Un problema financiero, operativo o reputacional en una de las empresas que forman parte de un conglomerado puede terminar generando pérdidas y afectar a otras compañías del mismo grupo, aunque la entidad donde se origine tenga una participación pequeña en los resultados, explicó Hernán Enríquez, socio de Management Solutions.
El especialista señaló que las empresas vinculadas mantienen relaciones financieras, tecnológicas y operativas que pueden hacer que un problema trascienda de una compañía a otra. Por esta razón, consideró necesario que los grupos empresariales analicen sus riesgos de manera conjunta y no únicamente por empresa.
Enríquez ofreció estas declaraciones durante su participación en la IV Jornada Anual de Riesgos, organizada por el Club de Gestión de Riesgos de la República Dominicana.
Entre los principales riesgos que deben vigilar los conglomerados citó el contagio, la concentración y las decisiones estratégicas. En el caso del contagio, explicó que situaciones como fraudes, conflictos de intereses, problemas financieros o casos de lavado de activos pueden afectar no solo a la empresa involucrada, sino también la reputación y las finanzas de todo el grupo.
El experto también advirtió que mover un riesgo de una empresa a otra dentro del mismo conglomerado no significa que este desaparezca. Por ejemplo, una operación financiera entre compañías relacionadas puede trasladar la exposición, pero el riesgo continúa estando dentro del grupo.
En cuanto a la concentración, señaló que esta puede producirse cuando varias empresas mantienen una exposición importante frente a un mismo sector, proveedor, tipo de activo o grupo de clientes. Una situación adversa en cualquiera de estos puntos podría tener efectos sobre varias compañías al mismo tiempo.

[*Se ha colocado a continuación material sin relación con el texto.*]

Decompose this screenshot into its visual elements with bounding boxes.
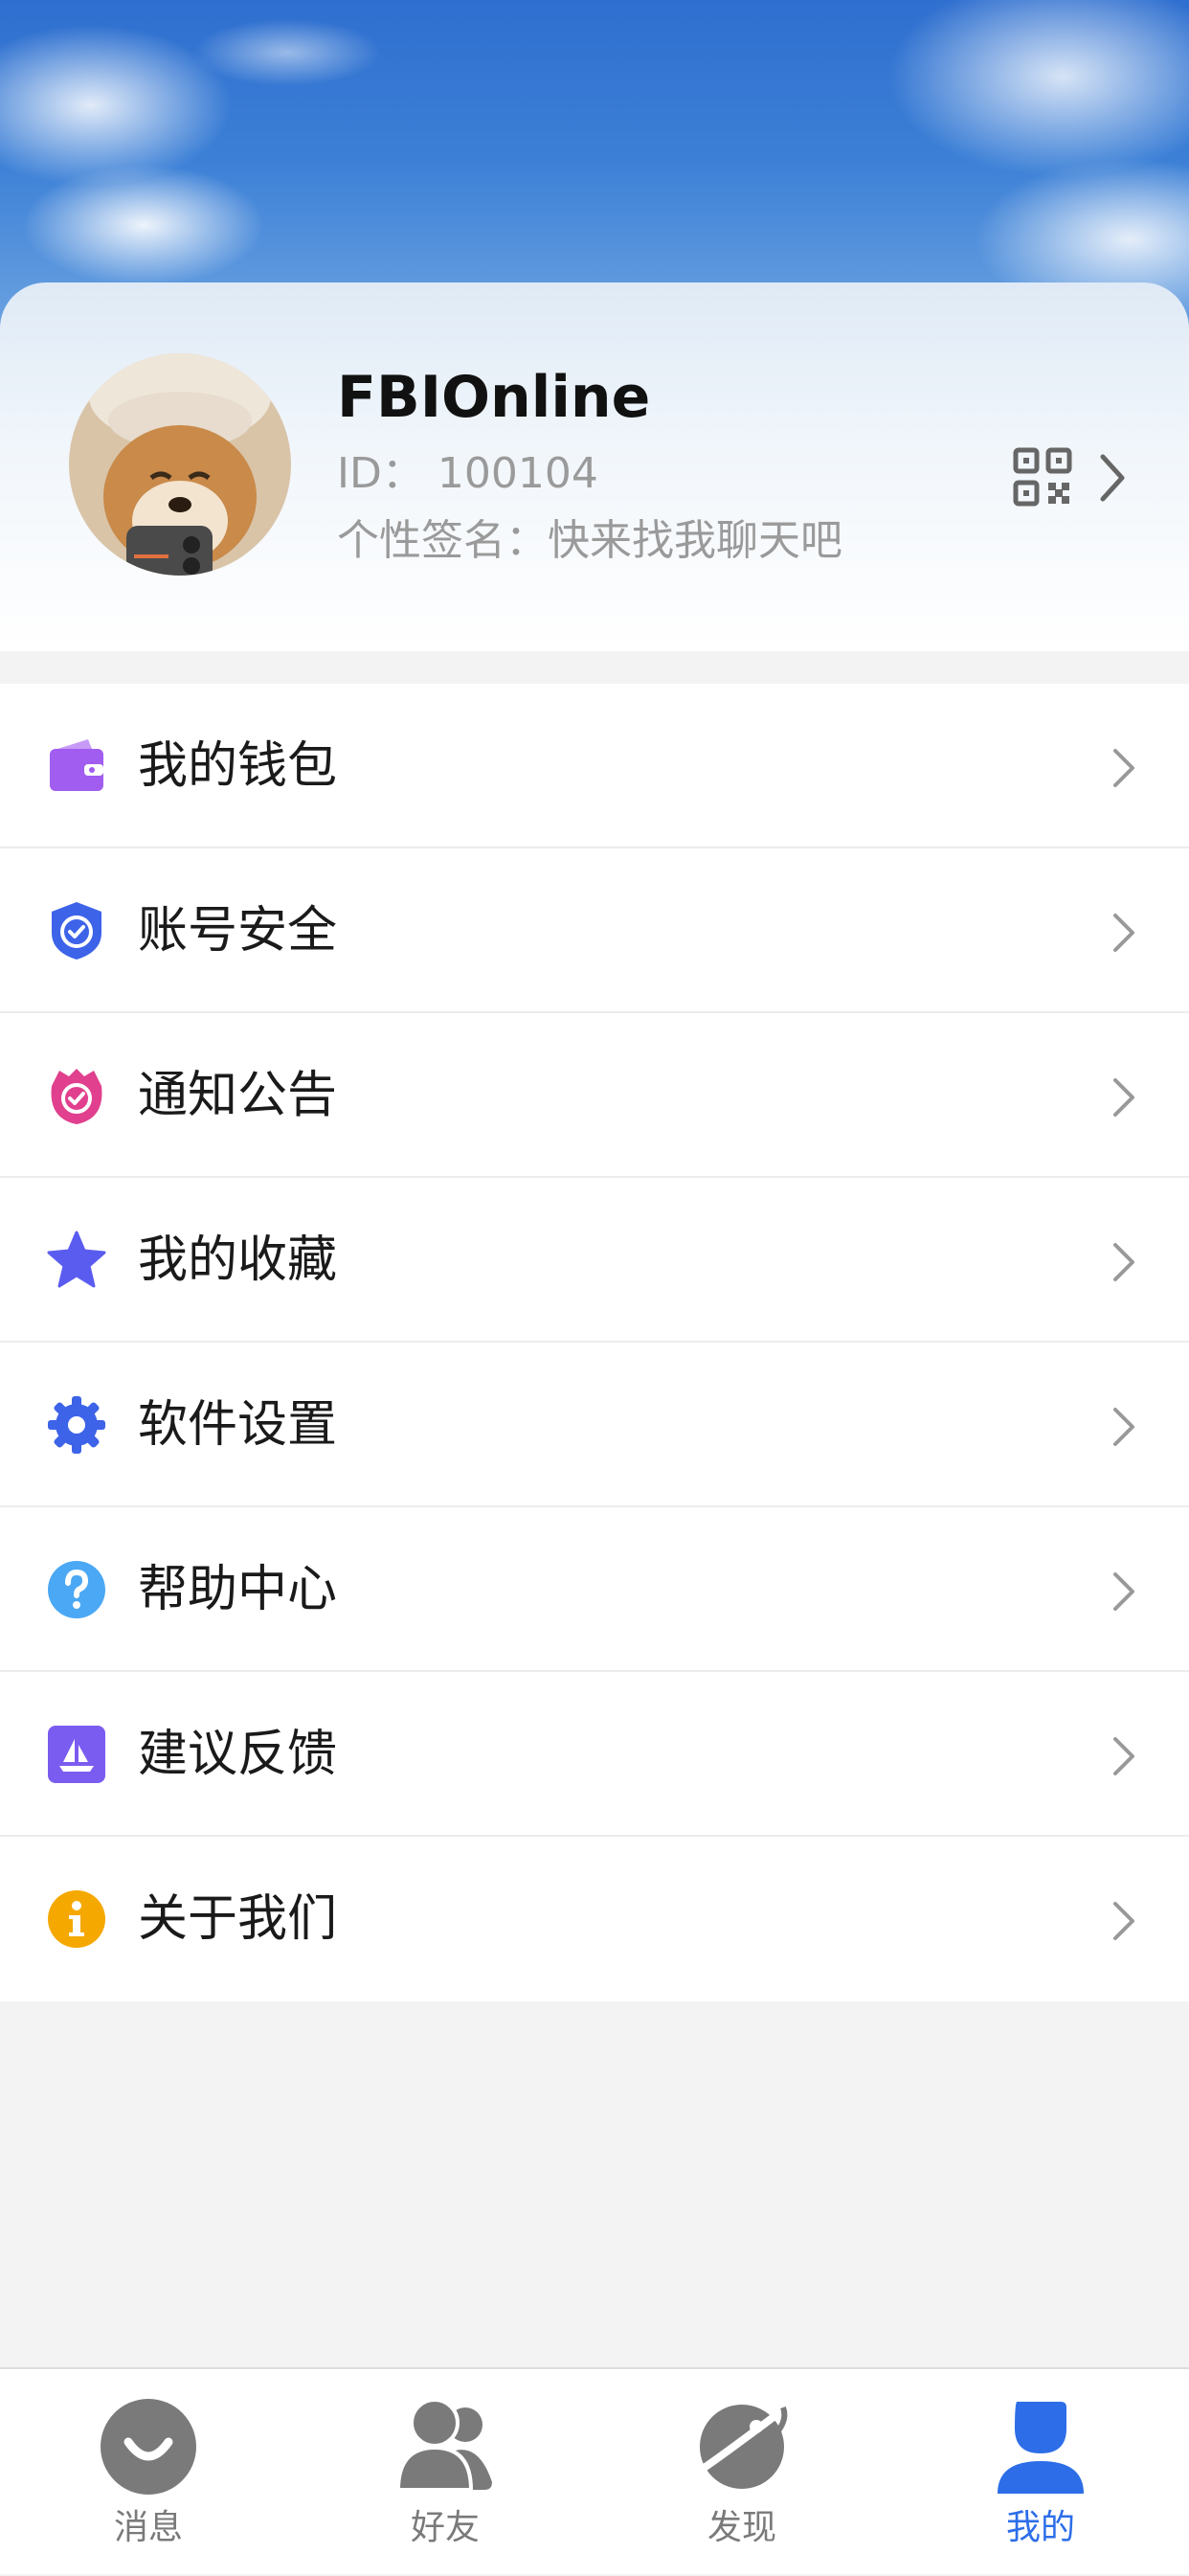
profile-icon — [998, 2402, 1084, 2494]
chevron-right-icon — [1113, 1078, 1134, 1117]
user-id: ID： 100104 — [337, 449, 598, 498]
menu-item-feedback[interactable]: 建议反馈 — [0, 1672, 1189, 1837]
tab-messages[interactable]: 消息 — [0, 2369, 297, 2576]
tab-label: 发现 — [707, 2508, 776, 2547]
menu-item-wallet[interactable]: 我的钱包 — [0, 684, 1189, 848]
menu-label: 账号安全 — [138, 902, 338, 960]
menu-label: 我的收藏 — [138, 1232, 338, 1289]
chevron-right-icon[interactable] — [1097, 453, 1128, 503]
chevron-right-icon — [1113, 1408, 1134, 1446]
tab-label: 我的 — [1005, 2508, 1075, 2547]
menu-label: 通知公告 — [138, 1067, 338, 1124]
gear-icon — [48, 1396, 105, 1454]
friends-icon — [395, 2398, 492, 2492]
tab-label: 好友 — [410, 2508, 480, 2547]
tab-label: 消息 — [113, 2508, 183, 2547]
profile-card[interactable]: FBIOnline ID： 100104 个性签名：快来找我聊天吧 — [0, 282, 1189, 651]
menu-label: 帮助中心 — [138, 1561, 338, 1618]
feedback-icon — [48, 1726, 105, 1783]
nickname: FBIOnline — [337, 364, 651, 431]
star-icon — [47, 1231, 106, 1288]
menu-label: 建议反馈 — [138, 1726, 338, 1783]
menu-item-notice[interactable]: 通知公告 — [0, 1013, 1189, 1178]
chevron-right-icon — [1113, 1243, 1134, 1281]
menu-label: 关于我们 — [138, 1890, 338, 1948]
menu-item-about[interactable]: 关于我们 — [0, 1837, 1189, 2001]
chevron-right-icon — [1113, 914, 1134, 952]
wallet-icon — [50, 739, 103, 791]
message-icon — [101, 2399, 196, 2495]
info-icon — [48, 1890, 105, 1948]
avatar[interactable] — [69, 353, 291, 576]
menu-item-settings[interactable]: 软件设置 — [0, 1343, 1189, 1507]
menu-label: 我的钱包 — [138, 737, 338, 795]
planet-icon — [700, 2405, 788, 2489]
help-icon — [48, 1561, 105, 1618]
tab-friends[interactable]: 好友 — [297, 2369, 594, 2576]
bottom-tab-bar: 消息 好友 发现 我的 — [0, 2367, 1189, 2574]
menu-item-favorites[interactable]: 我的收藏 — [0, 1178, 1189, 1343]
menu-item-help[interactable]: 帮助中心 — [0, 1507, 1189, 1672]
shield-check-icon — [52, 902, 101, 960]
chevron-right-icon — [1113, 749, 1134, 787]
tab-mine[interactable]: 我的 — [892, 2369, 1189, 2576]
chevron-right-icon — [1113, 1572, 1134, 1611]
chevron-right-icon — [1113, 1902, 1134, 1940]
notice-check-icon — [51, 1069, 102, 1124]
tab-discover[interactable]: 发现 — [594, 2369, 890, 2576]
menu-label: 软件设置 — [138, 1396, 338, 1454]
menu-item-account-security[interactable]: 账号安全 — [0, 848, 1189, 1013]
chevron-right-icon — [1113, 1737, 1134, 1775]
qr-code-icon[interactable] — [1013, 447, 1072, 507]
menu-list: 我的钱包 账号安全 通知公告 我的收藏 软件设置 帮助中心 建议反馈 关于我们 — [0, 684, 1189, 2001]
signature: 个性签名：快来找我聊天吧 — [337, 516, 842, 565]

Ante estos escenarios, Enríquez planteó la importancia de establecer límites para las operaciones entre empresas relacionadas, contar con planes para mantener las operaciones ante una crisis y disponer de alternativas de liquidez y recuperación.
“El riesgo del grupo no es la suma del riesgo de cada entidad”, sostuvo Enríquez, al destacar que las empresas deben identificar las conexiones que existen dentro del conglomerado y evaluar cómo un problema en una de ellas podría repercutir en las demás.